Broadcasting conditions:
- Both tensors must have at least one element
x = torch.empty(0,) # Cannot broadcast - empty
y = torch.empty(2, 2)
x = torch.empty(1,) # Can broadcast - has one element
y = torch.empty(2, 2)
- Dimensions must be compatible when compared right-to-left
Dimensions are compatible if:
- a) They are equal in size
- b) One tensor is missing that dimension
- c) One tensor has size 1 in that dimension
Example:
x = torch.empty(5, 3, 4, 1)
y = torch.empty( 3, 1, 1)
Checking from right to left:
- 4th dimension: both size 1 โ (condition a)

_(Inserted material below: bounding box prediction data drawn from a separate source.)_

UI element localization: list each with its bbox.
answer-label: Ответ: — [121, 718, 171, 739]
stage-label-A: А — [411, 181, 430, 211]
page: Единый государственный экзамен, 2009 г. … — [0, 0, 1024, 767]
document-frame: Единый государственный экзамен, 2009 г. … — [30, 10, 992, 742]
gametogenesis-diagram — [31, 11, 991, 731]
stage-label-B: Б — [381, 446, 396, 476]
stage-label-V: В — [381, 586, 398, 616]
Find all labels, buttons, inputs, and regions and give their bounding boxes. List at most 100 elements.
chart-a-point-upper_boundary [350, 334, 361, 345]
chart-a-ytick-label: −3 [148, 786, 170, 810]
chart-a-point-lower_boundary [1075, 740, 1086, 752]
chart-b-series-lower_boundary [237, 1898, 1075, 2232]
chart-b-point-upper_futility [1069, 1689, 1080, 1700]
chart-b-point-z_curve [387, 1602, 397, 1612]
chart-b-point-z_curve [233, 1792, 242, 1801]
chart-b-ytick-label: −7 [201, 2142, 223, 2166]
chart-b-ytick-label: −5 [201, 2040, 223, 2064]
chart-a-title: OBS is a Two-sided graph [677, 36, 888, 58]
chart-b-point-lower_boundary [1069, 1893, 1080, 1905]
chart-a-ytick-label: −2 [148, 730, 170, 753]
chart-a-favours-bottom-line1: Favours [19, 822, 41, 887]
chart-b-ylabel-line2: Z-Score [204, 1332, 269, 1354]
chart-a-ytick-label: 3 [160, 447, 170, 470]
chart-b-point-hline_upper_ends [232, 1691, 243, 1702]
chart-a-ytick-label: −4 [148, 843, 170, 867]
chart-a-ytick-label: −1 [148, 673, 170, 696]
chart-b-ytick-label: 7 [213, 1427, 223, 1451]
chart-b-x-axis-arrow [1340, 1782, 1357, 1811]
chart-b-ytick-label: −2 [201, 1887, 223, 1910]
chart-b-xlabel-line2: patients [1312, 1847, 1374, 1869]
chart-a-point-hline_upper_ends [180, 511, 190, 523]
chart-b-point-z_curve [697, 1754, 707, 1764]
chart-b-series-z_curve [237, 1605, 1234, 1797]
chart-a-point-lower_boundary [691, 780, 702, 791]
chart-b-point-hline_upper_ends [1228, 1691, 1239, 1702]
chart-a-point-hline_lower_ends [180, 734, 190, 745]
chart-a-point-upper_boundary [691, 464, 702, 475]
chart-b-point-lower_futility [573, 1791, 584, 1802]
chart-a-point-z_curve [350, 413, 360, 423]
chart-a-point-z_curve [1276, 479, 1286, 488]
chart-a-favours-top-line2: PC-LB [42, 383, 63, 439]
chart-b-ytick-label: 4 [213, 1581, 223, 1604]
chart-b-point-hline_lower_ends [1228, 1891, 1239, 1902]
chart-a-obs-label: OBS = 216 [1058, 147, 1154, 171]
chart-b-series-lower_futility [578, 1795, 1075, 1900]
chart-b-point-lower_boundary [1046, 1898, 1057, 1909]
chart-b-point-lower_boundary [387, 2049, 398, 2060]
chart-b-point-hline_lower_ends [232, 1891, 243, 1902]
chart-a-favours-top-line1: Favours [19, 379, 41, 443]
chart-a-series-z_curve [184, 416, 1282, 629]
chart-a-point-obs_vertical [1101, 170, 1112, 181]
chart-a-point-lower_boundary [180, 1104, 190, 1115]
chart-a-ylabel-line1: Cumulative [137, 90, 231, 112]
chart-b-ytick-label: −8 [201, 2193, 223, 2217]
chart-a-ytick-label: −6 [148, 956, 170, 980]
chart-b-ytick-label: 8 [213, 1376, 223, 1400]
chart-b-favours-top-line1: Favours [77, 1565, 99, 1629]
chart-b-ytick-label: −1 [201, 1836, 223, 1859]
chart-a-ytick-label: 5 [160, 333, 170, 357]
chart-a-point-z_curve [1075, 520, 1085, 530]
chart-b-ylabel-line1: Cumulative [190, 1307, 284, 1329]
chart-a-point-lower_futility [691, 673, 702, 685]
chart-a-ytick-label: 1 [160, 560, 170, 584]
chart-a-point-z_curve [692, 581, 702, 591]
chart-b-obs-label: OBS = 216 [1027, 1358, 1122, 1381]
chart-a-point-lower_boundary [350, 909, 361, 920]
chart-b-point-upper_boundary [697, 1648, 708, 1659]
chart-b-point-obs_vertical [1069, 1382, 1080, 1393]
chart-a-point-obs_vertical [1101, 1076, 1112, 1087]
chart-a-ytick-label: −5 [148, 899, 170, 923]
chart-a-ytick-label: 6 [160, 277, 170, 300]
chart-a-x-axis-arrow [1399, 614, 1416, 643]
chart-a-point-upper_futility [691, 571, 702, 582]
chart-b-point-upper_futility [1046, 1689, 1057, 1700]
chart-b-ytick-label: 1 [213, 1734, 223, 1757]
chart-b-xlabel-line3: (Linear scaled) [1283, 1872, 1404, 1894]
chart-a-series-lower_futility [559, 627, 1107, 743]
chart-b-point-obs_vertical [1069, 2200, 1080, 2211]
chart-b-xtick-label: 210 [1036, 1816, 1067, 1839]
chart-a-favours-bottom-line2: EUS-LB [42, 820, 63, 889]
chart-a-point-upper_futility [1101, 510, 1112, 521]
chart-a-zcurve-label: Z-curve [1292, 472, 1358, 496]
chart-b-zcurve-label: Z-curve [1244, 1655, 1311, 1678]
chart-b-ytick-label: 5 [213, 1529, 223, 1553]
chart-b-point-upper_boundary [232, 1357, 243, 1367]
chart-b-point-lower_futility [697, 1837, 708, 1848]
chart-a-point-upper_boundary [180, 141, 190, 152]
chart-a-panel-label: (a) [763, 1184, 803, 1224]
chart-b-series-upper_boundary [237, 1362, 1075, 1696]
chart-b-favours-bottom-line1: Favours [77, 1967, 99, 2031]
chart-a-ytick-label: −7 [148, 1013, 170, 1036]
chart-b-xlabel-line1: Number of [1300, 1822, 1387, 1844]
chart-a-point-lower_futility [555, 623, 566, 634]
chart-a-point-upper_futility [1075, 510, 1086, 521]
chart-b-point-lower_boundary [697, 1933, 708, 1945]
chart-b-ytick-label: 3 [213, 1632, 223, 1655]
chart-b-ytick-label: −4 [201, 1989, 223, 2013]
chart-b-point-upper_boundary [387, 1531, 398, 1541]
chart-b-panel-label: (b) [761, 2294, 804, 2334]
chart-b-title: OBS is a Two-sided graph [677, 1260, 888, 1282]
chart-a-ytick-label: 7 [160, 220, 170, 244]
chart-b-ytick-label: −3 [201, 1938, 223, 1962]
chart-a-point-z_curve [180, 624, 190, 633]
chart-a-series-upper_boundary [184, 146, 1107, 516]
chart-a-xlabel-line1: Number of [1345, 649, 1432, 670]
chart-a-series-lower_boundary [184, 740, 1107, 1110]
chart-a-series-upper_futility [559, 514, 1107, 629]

- 3rd dimension: 4 vs 1 โ (condition c)
- 2nd dimension: both size 3 โ (condition a)
- 1st dimension: 5 vs missing โ (condition b)
Broadcasting process:
Step 1 - Align dimensions by adding size-1 dimensions:
# Before alignment:
x = torch.empty(5, 3, 4, 1)
y = torch.empty( 3, 1, 1)
# After alignment:
x = torch.empty(5, 3, 4, 1)
y = torch.empty(1, 3, 1, 1)
Step 2 - Expand size-1 dimensions to match:
# Before expansion:
x = torch.empty(5, 3, 4, 1)
y = torch.empty(1, 3, 1, 1)
# After expansion (ready for operation):
x = torch.empty(5, 3, 4, 1)
y = torch.empty(5, 3, 4, 1)
Key rule: If two dimensions are unequal and neither is 1, broadcasting is not possible.
Chapter 2: Derivatives, Differentials, and Gradients
2.1 Derivatives of Composite Functions
Chain Rule: When differentiating composite functions, work from the outside in, taking derivatives layer by layer. Multiply the derivative of the outermost function by the derivative of the inner function.
Product Rule (Leibniz Formula): For products of two functions like $x^{\ln x}$:
$$(u \cdot v)' = u' \cdot v + u \cdot v'$$This is the cross-derivative rule: differentiate each function while keeping the other constant, then sum.
Example: $(x \cdot \ln x)' = 1 \cdot \ln x + x \cdot \frac{1}{x} = \ln x + 1$
Quotient Rule: For quotients:
$$\left(\frac{v}{u}\right)' = \frac{v' \cdot u - v \cdot u'}{u^2}$$Example 1 - Exponential with quotient: Find the derivative of $y = 2^{x/\ln x}$
Solution:
Apply chain rule: $y' = 2^{x/\ln x} \cdot \ln 2 \cdot \left(\frac{x}{\ln x}\right)'$
Apply quotient rule: $\left(\frac{x}{\ln x}\right)' = \frac{\ln x - 1}{(\ln x)^2}$
Final result: $y' = 2^{x/\ln x} \cdot \ln 2 \cdot \frac{\ln x - 1}{(\ln x)^2}$
Example 2 - Logarithmic differentiation: Find the derivative of $y = (1+2x)^x$
Solution:
Use logarithmic identity: $y = e^{\ln((1+2x)^x)} = e^{x \cdot \ln(1+2x)}$
Apply chain and product rules: $y' = e^{x \cdot \ln(1+2x)} \cdot [1 \cdot \ln(1+2x) + x \cdot (\ln(1+2x))']$
Find inner derivative: $(\ln(1+2x))' = \frac{2}{1+2x}$
Final result: $y' = (1+2x)^x \cdot \left[\ln(1+2x) + \frac{2x}{1+2x}\right]$
Key takeaway: Work layer by layer - identify the outermost function, apply the appropriate rule (chain, product, or quotient), continue differentiating inner functions, and combine all derivatives through multiplication.